Half a million? Is that enough yet?

It looks like the best current scientific data we have shows that the US invasion--our US invasion--has killed round about 655,000 Iraqis, or more accurately put:

Based on the numbers they observed and the statistical limitations of their methods, the authors estimate that the true number of excess deaths would fall between 426,369 and 793,663 nineteen times out of twenty.

Well, 425,000 or 325,000, 525,000 or 800,000--haggle over probabilities as you will, somewhere in all this is mass-murder.

Here's Canon Harmon from Titusonenine; remember, the Lancet study shows deaths above the pre-war baseline, which would include the number Saddam was responsible for pre-invasio:

One of the sad facts revealed about American life in the midst of this conflict is that most American religious leaders cannot handle this war. They obscure the real issues at stake, they create basic category confusion, they parrot the denominational leadership’s anti-war stance without providing a meaningful or coherent alternative, or they dodge the question altogether.
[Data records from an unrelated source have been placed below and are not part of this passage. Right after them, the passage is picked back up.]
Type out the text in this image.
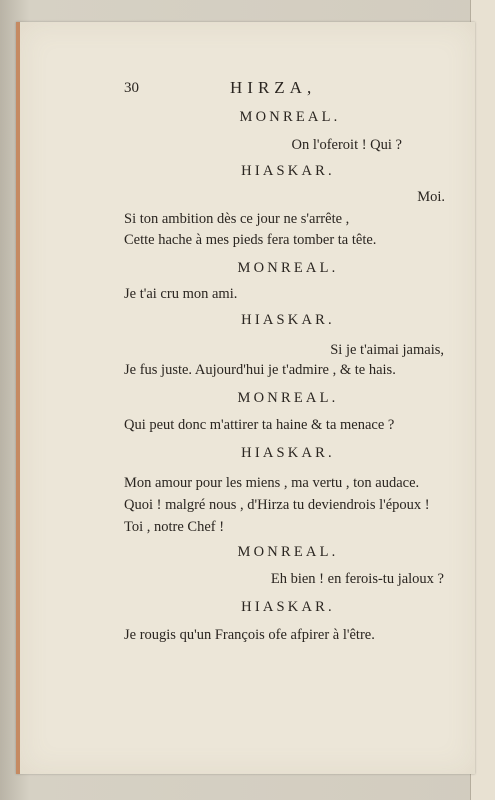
30	HIRZA,
MONREAL.
On l'oferoit ! Qui ?
HIASKAR.
Moi.
Si ton ambition dès ce jour ne s'arrête ,
Cette hache à mes pieds fera tomber ta tête.
MONREAL.
Je t'ai cru mon ami.
HIASKAR.
Si je t'aimai jamais,
Je fus juste. Aujourd'hui je t'admire , & te hais.
MONREAL.
Qui peut donc m'attirer ta haine & ta menace ?
HIASKAR.
Mon amour pour les miens , ma vertu , ton audace.
Quoi ! malgré nous , d'Hirza tu deviendrois l'époux !
Toi , notre Chef !
MONREAL.
Eh bien ! en ferois-tu jaloux ?
HIASKAR.
Je rougis qu'un François ofe afpirer à l'être.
This was from 2003 as far as I can gather; I have not seen him report the Lancet study to his readers yet; I am sure he will soon. For it offers an opportunity for critical reflection: for instance, the time is ripe to ask should they--those on the Anglican right--now, finally, unite with the left in opposition to continuation of the war, or at least its beginning? I can't find mention of it over at CANN either. Who knows? Perhaps we shall hear from them on the study shortly.

It seems to me complicity in the invasion is a measure of the degree to which one has deviated from the moral response called for by the Gospel. The slaughter of Iraqis is an evil which Christians should have no part in supporting, and which they should have exercised themselves already in preventing. To actually support such slaughter, even to tolerate it as an "unintended double effect," seems to me an a priori mark of viciousness. The evil which appears to be a good to such a person is no mean error--we are not talking a type of action for which there could be a permissible mean, and that fact should have been evident from the beginning of the war in Christian circles.

It would be fascinating to correlate names of Network bishops--and Windsor bishops--with opinions about the Iraq war and especially the slaughter associated with it. They, no doubt, do not wish the national leadership to speak for them on moral questions--will these bishops speak up and let us know where they stand?